Al reencontrarse, Cristian parecía haber recuperado la cordura.
—Directora Galarza, qué coincidencia.
Vestía un traje impecable y asintió con elegancia; sus ojos profundos ocultaban perfectamente el torbellino de emociones en su interior.
Nerea decidió ignorarlo por completo y pasó a su lado sin expresión alguna.
Su indiferencia le pegó a Cristian como un golpe directo en el pecho.
La respiración de Cristian se detuvo por un instante y sintió una punzada de dolor en el pecho.
Reprimió sus emociones y dijo: —Directora Galarza, le estoy muy agradecido por el tratamiento de acupuntura. De no ser por usted, probablemente seguiría postrado en esa cama de hospital.
El tono de Nerea fue gélido: —No tienes nada que agradecerme. No te salvé porque quisiera, sino para ayudar a Leo. No quería que lo sancionaran por tu culpa. Tu vida o tu muerte me tienen sin cuidado.
—¿Por Leonardo? —El corazón de Cristian dolió de nuevo. Era por Leonardo, por otro hombre.
—¿Si no, por qué? —Nerea lo miró con sarcasmo—. ¿De dónde sacas la confianza para creer que te salvaría por ti mismo?
La expresión y el tono de Nerea eran demasiado hirientes. Cristian reprimió la amargura, los celos y la envidia que sentía, esforzándose por mantener una apariencia de calma.
—De todos modos, me salvaste. Déjame invitarte a comer algún día.
Nerea rechazó la oferta al instante: —No es necesario.

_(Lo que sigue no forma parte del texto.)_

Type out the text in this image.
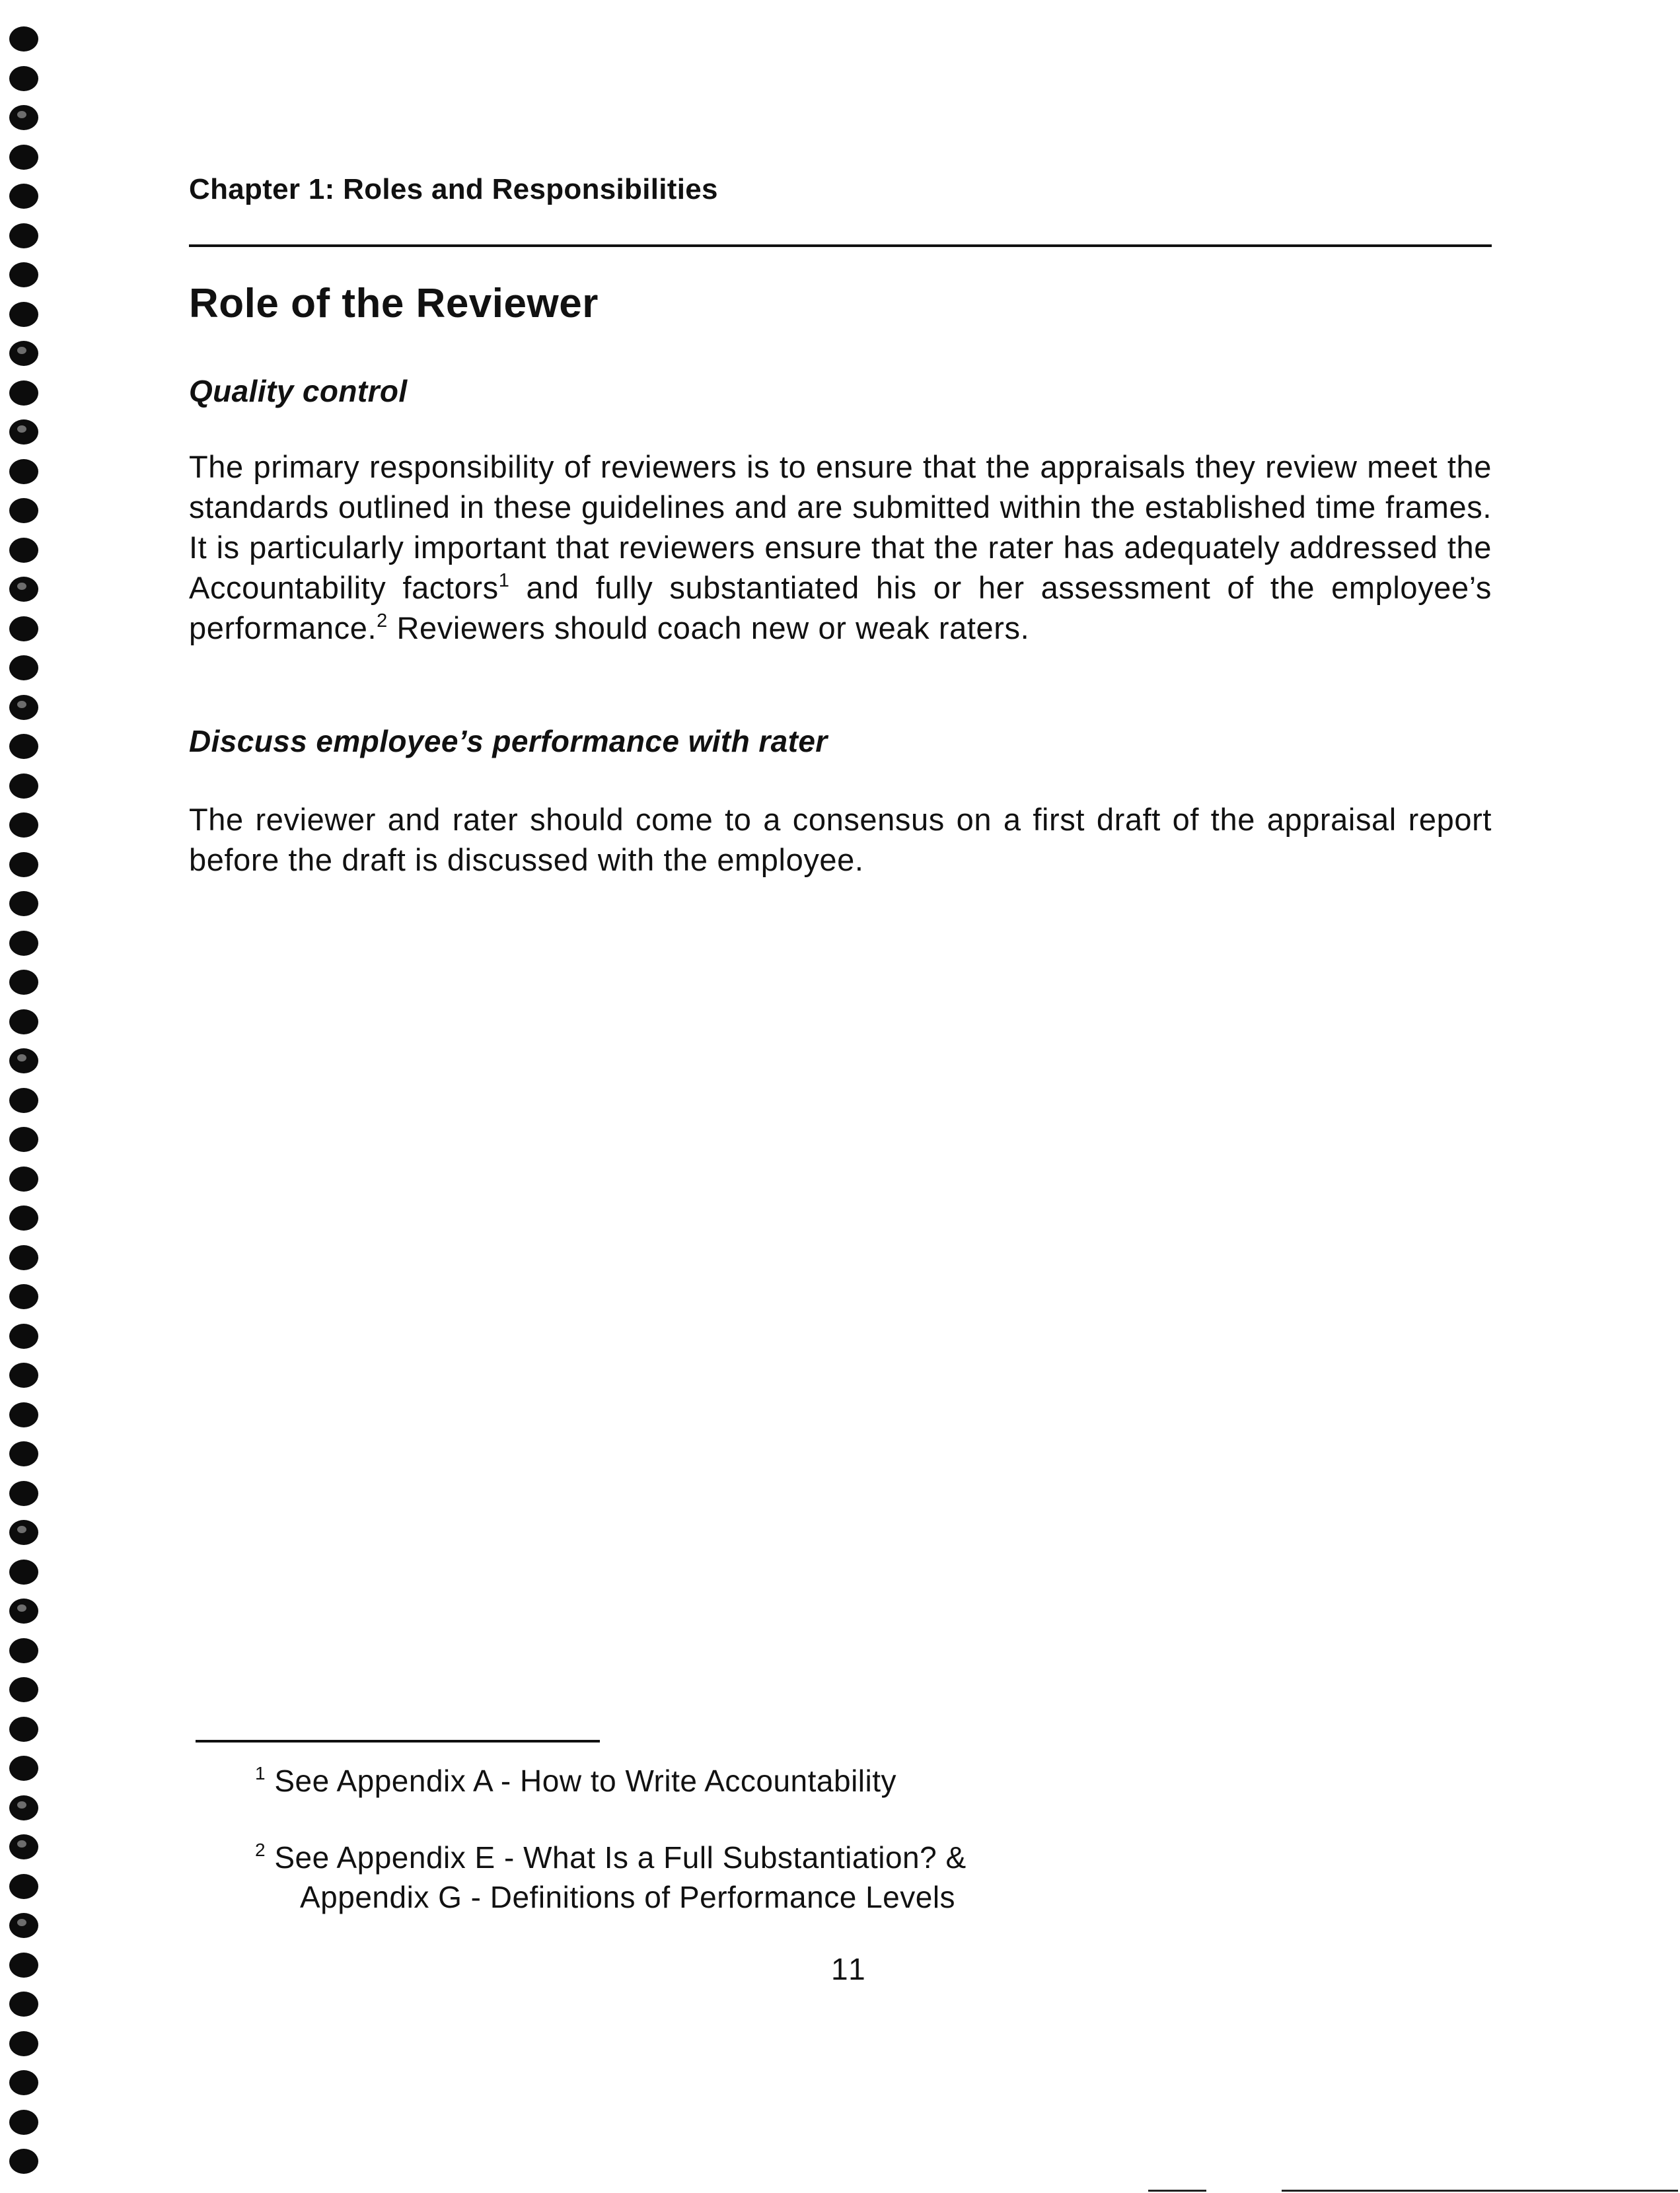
Chapter 1: Roles and Responsibilities
Role of the Reviewer
Quality control

The primary responsibility of reviewers is to ensure that the appraisals they review meet the standards outlined in these guidelines and are submitted within the established time frames. It is particularly important that reviewers ensure that the rater has adequately addressed the Accountability factors$^1$ and fully substantiated his or her assessment of the employee’s performance.$^2$ Reviewers should coach new or weak raters.

Discuss employee’s performance with rater

The reviewer and rater should come to a consensus on a first draft of the appraisal report before the draft is discussed with the employee.

$^1$ See Appendix A - How to Write Accountability
$^2$ See Appendix E - What Is a Full Substantiation? &
Appendix G - Definitions of Performance Levels
11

No quiero comer contigo.
—Pero… —Cristian intentó insistir, pero Nerea lo interrumpió con impaciencia.
—¿Tiene algún otro asunto, señor Vega?
Cristian guardó silencio unos segundos y dijo: —No tomes a pecho lo que dijo mi madre en el hospital. Considéralo como desvaríos de una anciana, ya no razona bien. Te pido una disculpa en su nombre, lo siento.
—Si un perro rabioso te ladra en la calle, ¿te lo tomas personal? No hace falta que te disculpes.
Al ver que Nerea estaba por irse de nuevo, Cristian se devanó los sesos hasta encontrar otro tema: —El brazo mecánico de Ulises necesita una actualización y mantenimiento. ¿Cuándo podrías llevarlo a la empresa?
—Hablaremos de eso cuando regrese a Puerto San Martín.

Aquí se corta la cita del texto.